The Respondents objected, citing the Kerala High Court's decision in Hedge Finance Pvt. Ltd. v. Bijish Joseph1 ("Hedge case"), arguing that the arbitrator's appointment was invalid. The District Court upheld the objection and dismissed the Execution Petitions. The Petitioner then appealed the dismissal before the Kerala High Court, asserting that the Hedge case dealt with unilateral appointments by disqualified parties, which was not the situation here. To determine the validity of the appointment, the High Court turned to the Supreme Court's decision in Nandan Biomatrix Ltd. v. D1 Oils Ltd.2, which emphasized that an arbitration agreement's intent must be ascertained from the language of the clause.

Upon examining Article 22 of the loan agreement, the Court found that the parties had clearly agreed to resolve disputes through institutional arbitration, not an ad-hoc arrangement. This, the Court held, was a valid exercise of party autonomy under Sections 2(6) and 19(2) of the Act, which allow parties to designate an institution and adopt its rules.
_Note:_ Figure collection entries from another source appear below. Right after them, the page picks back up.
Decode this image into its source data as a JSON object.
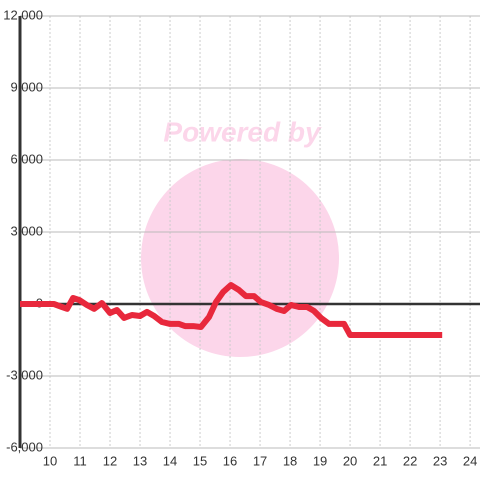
{
  "watermark": "Powered by",
  "chart_data": {
    "type": "line",
    "x": [
      9.0,
      10.13,
      10.4,
      10.57,
      10.77,
      10.97,
      11.23,
      11.47,
      11.73,
      12.0,
      12.23,
      12.47,
      12.73,
      13.0,
      13.23,
      13.47,
      13.73,
      14.0,
      14.3,
      14.5,
      14.77,
      15.03,
      15.3,
      15.53,
      15.77,
      16.03,
      16.3,
      16.53,
      16.8,
      17.03,
      17.3,
      17.57,
      17.8,
      18.03,
      18.3,
      18.57,
      18.8,
      19.03,
      19.3,
      19.8,
      20.0,
      23.07
    ],
    "series": [
      {
        "color": "#e8283c",
        "values": [
          0,
          0,
          -125,
          -200,
          250,
          170,
          -40,
          -200,
          40,
          -375,
          -250,
          -580,
          -460,
          -500,
          -330,
          -500,
          -750,
          -830,
          -830,
          -920,
          -920,
          -960,
          -540,
          80,
          500,
          790,
          580,
          330,
          330,
          80,
          -40,
          -210,
          -290,
          -40,
          -125,
          -125,
          -290,
          -580,
          -830,
          -830,
          -1290,
          -1290
        ]
      }
    ],
    "xlim": [
      9,
      24.33
    ],
    "xticks": [
      10,
      11,
      12,
      13,
      14,
      15,
      16,
      17,
      18,
      19,
      20,
      21,
      22,
      23,
      24
    ],
    "ylim": [
      -6000,
      12000
    ],
    "yticks": [
      {
        "value": -6000,
        "label": "-6,000"
      },
      {
        "value": -3000,
        "label": "-3,000"
      },
      0,
      {
        "value": 3000,
        "label": "3,000"
      },
      {
        "value": 6000,
        "label": "6,000"
      },
      {
        "value": 9000,
        "label": "9,000"
      },
      {
        "value": 12000,
        "label": "12,000"
      }
    ],
    "grid": true
  }
}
It was also noted that the Respondents had failed to challenge the tribunal's jurisdiction under Section 13 of the Act and only raised the objection after the interim award was sought to be enforced. The Court viewed this as an afterthought, done to undermine the procedural integrity of the arbitration.

Here, the arbitrator was not appointed by one party but nominated by a neutral institution. The Court noted that the institution followed its own independent procedure and rules, thereby ensuring neutrality and transparency. As such, this could not be equated with a unilateral appointment of the kind that was terminated in the Hedge case. The Court concluded that the appointment of the arbitrator through an institutional mechanism, mutually agreed upon in the loan agreement, was lawful and did not fall foul of the statutory requirements under Section 12 or the Hedge case.

This judgment offers clarity on the validity of institutional arbitrator appointments in India. It affirms that where parties, through a pre-dispute agreement, choose to resolve disputes through an institution, the institution's appointment of an arbitrator pursuant to its rules does not amount to unilateral appointment. Instead, it reflects a legitimate and valid exercise of party autonomy under the Act.